[BUG] p2p communication order error and stuck when pp 2 and vpp 2 with remove pad

Open ETOgaosion opened this issue 10 months ago • 1 comments

Describe the bug p2p communication order error and stuck when pp 2 and vpp 2 with remove pad

To Reproduce When use PP=2 and VPP=2 with config.variable_seq_lengths=True, config.batch_p2p_comm=True and config.overlap_p2p_comm=False, current implementation of p2p_communication.py will cause incorrect behavior.

If we set config.overlap_p2p_comm=True and config.batch_p2p_comm=False, bug disappear.

You can use verl to reproduce this issues, you should set actor's/critic's pipeline_model_parallel_size=2 and virtual_pipeline_model_parallel_size=1, and deleteconfig.overlap_p2p_comm and config.batch_p2p_comm in verl/utils/megatron_utils.py to use original Megatron-LM configuration.
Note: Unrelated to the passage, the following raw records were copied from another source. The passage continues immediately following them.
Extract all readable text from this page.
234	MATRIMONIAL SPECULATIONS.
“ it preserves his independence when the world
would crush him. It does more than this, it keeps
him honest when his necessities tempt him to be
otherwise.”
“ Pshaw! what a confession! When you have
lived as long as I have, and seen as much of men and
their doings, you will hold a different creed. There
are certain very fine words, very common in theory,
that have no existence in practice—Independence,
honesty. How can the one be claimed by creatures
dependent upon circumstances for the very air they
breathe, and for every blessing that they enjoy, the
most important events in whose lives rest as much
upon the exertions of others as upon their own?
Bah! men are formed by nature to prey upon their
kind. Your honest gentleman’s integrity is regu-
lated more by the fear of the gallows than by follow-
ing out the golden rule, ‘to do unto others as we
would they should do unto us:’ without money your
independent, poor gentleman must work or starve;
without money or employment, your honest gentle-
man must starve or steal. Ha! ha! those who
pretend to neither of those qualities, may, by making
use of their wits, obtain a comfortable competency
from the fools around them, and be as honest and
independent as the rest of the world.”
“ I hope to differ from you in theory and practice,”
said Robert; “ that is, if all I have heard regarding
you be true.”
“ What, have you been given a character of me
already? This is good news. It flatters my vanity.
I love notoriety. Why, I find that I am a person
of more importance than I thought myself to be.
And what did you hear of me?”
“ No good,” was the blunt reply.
Expected behavior Like this image below:

vpp

After 2 devices finish at the dashed time, Device 1 should pass output_tensor and input_tensor_grad to Device 2, and because world size is 2, both devices have the same next_rank and prev_rank, the original ring communication becomes intercommunication, thus cause conflicts in p2p_communication. In detail, Device 1 passes output_tensor to next_rank and input_tensor_grad to prev_rank, and Device 2 receives output_tensor_grad from next_rank and input_tensor from prev_rank.

Stack trace/logs

Here is more log:

# Device 0
send_prev_shape_tensor: torch.Tensor([1673, 1, 3840], device='cuda:0'), send_next_shape_tensor: torch.Tensor([1702, 1, 3840], device='cuda:0')
recv_prev_shape_tensor: torch.Tensor([], device='cuda:0'), recv_next_shape_tensor: torch.Tensor([1664, 1, 3840], device='cuda:0')

# Device 1
send_prev_shape_tensor: torch.Tensor([1664, 1, 3840], device='cuda:0'), send_next_shape_tensor: torch.Tensor([1653, 1, 3840], device='cuda:0')
recv_prev_shape_tensor: torch.Tensor([1673, 1, 3840], device='cuda:0'), recv_next_shape_tensor: torch.Tensor([1702, 1, 3840], device='cuda:0') # Reverse Error

Environment (please complete the following information):

Megatron-LM core_r0.11.0
PyTorch 2.4.0
CUDA 12.4
NCCL 2.20.5

Proposed fix PR see #1451

Additional context Add any other context about the problem here.

Mar 05 '25 12:03 ETOgaosion

Marking as stale. No activity in 60 days.

May 04 '25 18:05 github-actions[bot]